■財産たる選手の酷使
現在は、FIFA傘下の全地域連盟にチャンピオンクラブの大会がある。それはFIFAに加盟する世界の国々のクラブチームすべてが、従来の大会形式ではあっても、FCWCに出場し、「世界チャンピオンクラブ」となる夢をもつことができることを意味しており、FIFAはそれを保証していることになる。これで十分ではないか。
繰り返すが、2025年にスタートする新しいFCWCには、欧州から12ものクラブが出場する。どのようにそのクラブを選ぶのかはこれからの検討事項になるが、レアル・マドリード、FCバルセロナ(以上スペイン)、マンチェスター・シティ、マンチェスター・ユナイテッド、リバプール、チェルシー(以上イングランド)、バイエルン・ミュンヘン、ボルシア・ドルトムント(以上ドイツ)、パリ・サンジェルマン(フランス)、ユベントス(イタリア)といった欧州の「ビッグクラブ」の多くが含まれるのは必至だ。
これらのクラブには、ワールドカップで優勝を争う国の代表選手の多くだけでなく、世界のファンが見たいと願うスター選手の大半が含まれている。彼らを見たいという思いをワールドカップのように引きつけ、それによって巨額の放映権収入やスポンサー収入を獲得しようというのが、インファンティーノの唯一といっていい狙いなのだ。

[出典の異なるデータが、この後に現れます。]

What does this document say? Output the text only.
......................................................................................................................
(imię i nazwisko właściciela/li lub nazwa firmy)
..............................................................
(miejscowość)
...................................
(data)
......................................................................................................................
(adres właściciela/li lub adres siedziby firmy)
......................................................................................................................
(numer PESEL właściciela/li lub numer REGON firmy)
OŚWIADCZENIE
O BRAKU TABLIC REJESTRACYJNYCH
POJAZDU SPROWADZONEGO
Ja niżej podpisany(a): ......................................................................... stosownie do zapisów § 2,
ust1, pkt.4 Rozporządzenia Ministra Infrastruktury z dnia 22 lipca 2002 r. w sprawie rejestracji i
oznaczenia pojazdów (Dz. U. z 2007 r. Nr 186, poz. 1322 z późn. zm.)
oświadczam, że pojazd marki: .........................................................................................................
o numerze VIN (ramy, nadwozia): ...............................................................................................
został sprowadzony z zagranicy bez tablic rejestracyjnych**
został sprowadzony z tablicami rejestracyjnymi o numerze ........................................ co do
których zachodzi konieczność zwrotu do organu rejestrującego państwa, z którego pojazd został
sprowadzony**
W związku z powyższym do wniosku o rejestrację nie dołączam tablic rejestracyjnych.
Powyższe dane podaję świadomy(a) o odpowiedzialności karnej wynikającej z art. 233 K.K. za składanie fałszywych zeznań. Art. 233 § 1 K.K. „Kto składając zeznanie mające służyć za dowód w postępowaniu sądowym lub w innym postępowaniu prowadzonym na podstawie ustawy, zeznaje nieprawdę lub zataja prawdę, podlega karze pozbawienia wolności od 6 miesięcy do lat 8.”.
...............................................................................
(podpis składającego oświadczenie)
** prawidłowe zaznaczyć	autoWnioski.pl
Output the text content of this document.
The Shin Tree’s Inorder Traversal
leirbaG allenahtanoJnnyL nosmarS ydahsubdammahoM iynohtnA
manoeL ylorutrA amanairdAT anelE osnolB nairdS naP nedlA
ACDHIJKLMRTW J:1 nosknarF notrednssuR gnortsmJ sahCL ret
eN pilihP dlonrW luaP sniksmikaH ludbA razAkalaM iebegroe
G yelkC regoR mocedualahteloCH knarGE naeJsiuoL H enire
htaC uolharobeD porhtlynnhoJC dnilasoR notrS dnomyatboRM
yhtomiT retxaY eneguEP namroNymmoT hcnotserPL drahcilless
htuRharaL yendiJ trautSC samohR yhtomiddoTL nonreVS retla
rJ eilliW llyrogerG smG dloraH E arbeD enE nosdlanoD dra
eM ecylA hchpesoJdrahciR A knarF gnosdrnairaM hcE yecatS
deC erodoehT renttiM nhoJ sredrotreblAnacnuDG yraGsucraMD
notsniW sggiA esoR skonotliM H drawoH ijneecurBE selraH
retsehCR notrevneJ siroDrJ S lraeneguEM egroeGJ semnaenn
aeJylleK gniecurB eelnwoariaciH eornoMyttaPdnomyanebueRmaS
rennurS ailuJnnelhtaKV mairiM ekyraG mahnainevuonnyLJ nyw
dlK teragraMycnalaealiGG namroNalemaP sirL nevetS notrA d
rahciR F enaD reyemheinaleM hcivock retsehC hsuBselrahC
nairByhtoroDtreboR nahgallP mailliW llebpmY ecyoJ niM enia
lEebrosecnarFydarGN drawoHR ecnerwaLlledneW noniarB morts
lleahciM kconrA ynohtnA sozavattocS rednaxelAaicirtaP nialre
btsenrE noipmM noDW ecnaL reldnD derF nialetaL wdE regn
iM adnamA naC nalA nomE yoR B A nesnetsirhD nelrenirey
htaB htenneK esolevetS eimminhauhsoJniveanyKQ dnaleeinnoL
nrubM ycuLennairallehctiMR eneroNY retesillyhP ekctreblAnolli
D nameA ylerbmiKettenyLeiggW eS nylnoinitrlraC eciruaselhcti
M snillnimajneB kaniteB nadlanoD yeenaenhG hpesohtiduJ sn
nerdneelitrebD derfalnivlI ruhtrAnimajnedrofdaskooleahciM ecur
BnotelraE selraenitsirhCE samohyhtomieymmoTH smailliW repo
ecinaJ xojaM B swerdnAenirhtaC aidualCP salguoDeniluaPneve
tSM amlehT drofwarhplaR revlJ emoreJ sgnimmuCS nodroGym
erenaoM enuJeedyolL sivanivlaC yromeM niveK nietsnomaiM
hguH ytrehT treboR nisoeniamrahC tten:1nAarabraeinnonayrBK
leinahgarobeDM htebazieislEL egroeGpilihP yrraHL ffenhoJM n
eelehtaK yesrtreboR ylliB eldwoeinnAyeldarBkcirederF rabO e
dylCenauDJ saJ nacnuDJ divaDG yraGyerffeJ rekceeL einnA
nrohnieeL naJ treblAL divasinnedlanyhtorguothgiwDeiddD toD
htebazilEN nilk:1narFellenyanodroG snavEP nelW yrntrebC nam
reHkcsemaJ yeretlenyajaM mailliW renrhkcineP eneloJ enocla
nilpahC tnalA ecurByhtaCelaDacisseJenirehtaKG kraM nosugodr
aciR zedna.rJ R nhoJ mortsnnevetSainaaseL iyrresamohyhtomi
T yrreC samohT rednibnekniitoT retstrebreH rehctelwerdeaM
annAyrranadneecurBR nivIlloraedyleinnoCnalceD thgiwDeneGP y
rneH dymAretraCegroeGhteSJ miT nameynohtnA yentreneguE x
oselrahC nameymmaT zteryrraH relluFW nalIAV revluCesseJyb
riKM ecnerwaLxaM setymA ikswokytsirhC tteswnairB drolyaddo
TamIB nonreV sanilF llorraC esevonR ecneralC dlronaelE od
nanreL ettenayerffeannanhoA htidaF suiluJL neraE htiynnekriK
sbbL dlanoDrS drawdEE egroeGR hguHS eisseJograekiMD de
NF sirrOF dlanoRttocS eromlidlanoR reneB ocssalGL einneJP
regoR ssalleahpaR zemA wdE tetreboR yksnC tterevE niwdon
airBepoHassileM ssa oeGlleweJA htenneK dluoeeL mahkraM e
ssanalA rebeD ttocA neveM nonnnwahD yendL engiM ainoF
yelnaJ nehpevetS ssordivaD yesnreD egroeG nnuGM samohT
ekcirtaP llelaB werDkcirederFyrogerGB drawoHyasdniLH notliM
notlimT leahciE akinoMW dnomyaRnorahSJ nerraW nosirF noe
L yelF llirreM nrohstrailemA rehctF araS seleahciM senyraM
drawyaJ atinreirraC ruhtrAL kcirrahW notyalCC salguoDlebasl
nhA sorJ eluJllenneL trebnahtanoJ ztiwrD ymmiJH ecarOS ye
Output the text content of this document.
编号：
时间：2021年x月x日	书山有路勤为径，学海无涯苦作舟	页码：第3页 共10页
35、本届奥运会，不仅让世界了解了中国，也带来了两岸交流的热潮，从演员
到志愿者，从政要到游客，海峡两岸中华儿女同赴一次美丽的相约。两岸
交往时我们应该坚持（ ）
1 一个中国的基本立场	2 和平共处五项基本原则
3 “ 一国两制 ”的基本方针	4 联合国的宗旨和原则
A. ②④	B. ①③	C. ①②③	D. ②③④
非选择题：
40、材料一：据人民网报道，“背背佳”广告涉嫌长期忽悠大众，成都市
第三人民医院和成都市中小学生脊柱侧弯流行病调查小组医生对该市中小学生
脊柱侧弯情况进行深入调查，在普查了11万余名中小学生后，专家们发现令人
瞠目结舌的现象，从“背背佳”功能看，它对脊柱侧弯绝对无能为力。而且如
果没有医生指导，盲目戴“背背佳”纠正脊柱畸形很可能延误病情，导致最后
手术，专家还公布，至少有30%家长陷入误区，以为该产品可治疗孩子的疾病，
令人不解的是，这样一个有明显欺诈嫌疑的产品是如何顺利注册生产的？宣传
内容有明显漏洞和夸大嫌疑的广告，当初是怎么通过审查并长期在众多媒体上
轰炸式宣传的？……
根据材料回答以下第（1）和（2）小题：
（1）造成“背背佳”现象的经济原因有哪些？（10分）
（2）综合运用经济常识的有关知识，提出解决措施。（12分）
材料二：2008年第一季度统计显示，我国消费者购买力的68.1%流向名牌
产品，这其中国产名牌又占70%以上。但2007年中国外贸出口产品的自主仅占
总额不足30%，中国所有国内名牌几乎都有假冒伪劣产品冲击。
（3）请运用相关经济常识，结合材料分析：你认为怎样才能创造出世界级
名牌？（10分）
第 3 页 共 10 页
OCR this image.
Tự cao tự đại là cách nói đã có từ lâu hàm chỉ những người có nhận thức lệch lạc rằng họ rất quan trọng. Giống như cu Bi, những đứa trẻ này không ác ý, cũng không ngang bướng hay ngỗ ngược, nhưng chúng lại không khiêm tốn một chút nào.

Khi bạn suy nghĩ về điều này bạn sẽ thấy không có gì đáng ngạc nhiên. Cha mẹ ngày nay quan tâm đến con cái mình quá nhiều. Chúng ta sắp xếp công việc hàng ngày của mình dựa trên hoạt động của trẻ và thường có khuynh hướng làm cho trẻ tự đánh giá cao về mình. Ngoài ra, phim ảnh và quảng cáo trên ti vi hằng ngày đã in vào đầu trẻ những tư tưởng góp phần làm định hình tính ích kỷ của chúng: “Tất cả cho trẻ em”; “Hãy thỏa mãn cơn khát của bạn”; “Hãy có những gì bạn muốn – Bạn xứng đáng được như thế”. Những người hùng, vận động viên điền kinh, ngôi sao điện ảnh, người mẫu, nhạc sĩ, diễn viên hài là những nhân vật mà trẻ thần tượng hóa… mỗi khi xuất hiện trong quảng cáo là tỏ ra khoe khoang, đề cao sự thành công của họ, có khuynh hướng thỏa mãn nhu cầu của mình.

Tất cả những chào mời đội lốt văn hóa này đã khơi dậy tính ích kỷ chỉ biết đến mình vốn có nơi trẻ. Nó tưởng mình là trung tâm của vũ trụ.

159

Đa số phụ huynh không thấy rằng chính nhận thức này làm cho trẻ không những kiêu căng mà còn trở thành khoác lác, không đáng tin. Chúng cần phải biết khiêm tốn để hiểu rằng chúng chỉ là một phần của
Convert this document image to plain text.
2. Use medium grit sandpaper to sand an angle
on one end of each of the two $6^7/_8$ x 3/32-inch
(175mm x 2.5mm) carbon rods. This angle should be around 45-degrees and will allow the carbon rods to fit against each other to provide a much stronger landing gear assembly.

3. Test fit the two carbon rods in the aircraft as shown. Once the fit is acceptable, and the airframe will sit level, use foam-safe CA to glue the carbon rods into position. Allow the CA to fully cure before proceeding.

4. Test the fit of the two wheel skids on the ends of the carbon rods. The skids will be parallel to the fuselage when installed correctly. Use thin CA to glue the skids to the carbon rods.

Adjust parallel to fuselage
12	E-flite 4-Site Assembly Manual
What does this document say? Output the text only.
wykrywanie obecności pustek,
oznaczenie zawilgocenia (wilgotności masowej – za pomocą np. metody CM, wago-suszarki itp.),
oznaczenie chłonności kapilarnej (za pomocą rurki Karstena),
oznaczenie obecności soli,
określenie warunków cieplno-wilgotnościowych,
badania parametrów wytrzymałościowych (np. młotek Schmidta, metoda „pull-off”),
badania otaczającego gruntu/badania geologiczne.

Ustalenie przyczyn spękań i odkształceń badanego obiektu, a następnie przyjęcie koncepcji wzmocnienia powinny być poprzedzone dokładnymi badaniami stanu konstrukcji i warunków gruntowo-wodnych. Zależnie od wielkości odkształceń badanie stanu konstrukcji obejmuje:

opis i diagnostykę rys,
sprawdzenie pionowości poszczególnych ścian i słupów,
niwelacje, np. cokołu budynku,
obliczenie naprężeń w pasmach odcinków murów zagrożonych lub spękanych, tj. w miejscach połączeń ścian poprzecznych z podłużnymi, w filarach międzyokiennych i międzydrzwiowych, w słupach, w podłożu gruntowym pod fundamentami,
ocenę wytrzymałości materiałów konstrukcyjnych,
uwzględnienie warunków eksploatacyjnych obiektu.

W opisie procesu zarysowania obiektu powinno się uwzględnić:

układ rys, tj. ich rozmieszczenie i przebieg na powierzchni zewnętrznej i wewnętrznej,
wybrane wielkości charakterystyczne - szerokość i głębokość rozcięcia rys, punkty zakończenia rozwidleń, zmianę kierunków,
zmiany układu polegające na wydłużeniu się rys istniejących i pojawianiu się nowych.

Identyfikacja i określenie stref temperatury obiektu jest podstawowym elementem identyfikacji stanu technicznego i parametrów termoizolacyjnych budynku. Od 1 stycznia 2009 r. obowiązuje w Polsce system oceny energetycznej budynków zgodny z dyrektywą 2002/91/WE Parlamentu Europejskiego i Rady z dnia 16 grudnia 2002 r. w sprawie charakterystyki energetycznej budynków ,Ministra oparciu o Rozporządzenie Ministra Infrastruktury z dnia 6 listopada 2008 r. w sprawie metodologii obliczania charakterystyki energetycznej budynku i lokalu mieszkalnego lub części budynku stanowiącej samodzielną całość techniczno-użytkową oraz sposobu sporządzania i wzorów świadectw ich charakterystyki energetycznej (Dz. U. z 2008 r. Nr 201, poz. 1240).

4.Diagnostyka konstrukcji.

当然、FIFAは出場クラブに多額の出場料を約束し、賞金をかけるだろう。クラブ側としては、莫大な移籍金や法外な年俸を注いできた選手たちに3ないし7試合多く働かせるだけで収入を大きく伸ばすことができるなら、その誘惑に打ち勝ちがたい魅力を感じるに違いない。
そしてその結果、選手たちは十分な休暇を与えられないまま何年間も連続してプレーし続けなければならないようになるのである。サッカーにとって唯一の「財産」と言っていい選手たちの健康を犠牲にしてまで、FIFAが、そしてもしかしてクラブが収入を増やすことは、サッカーの未来にどんな意味をもつのだろうか。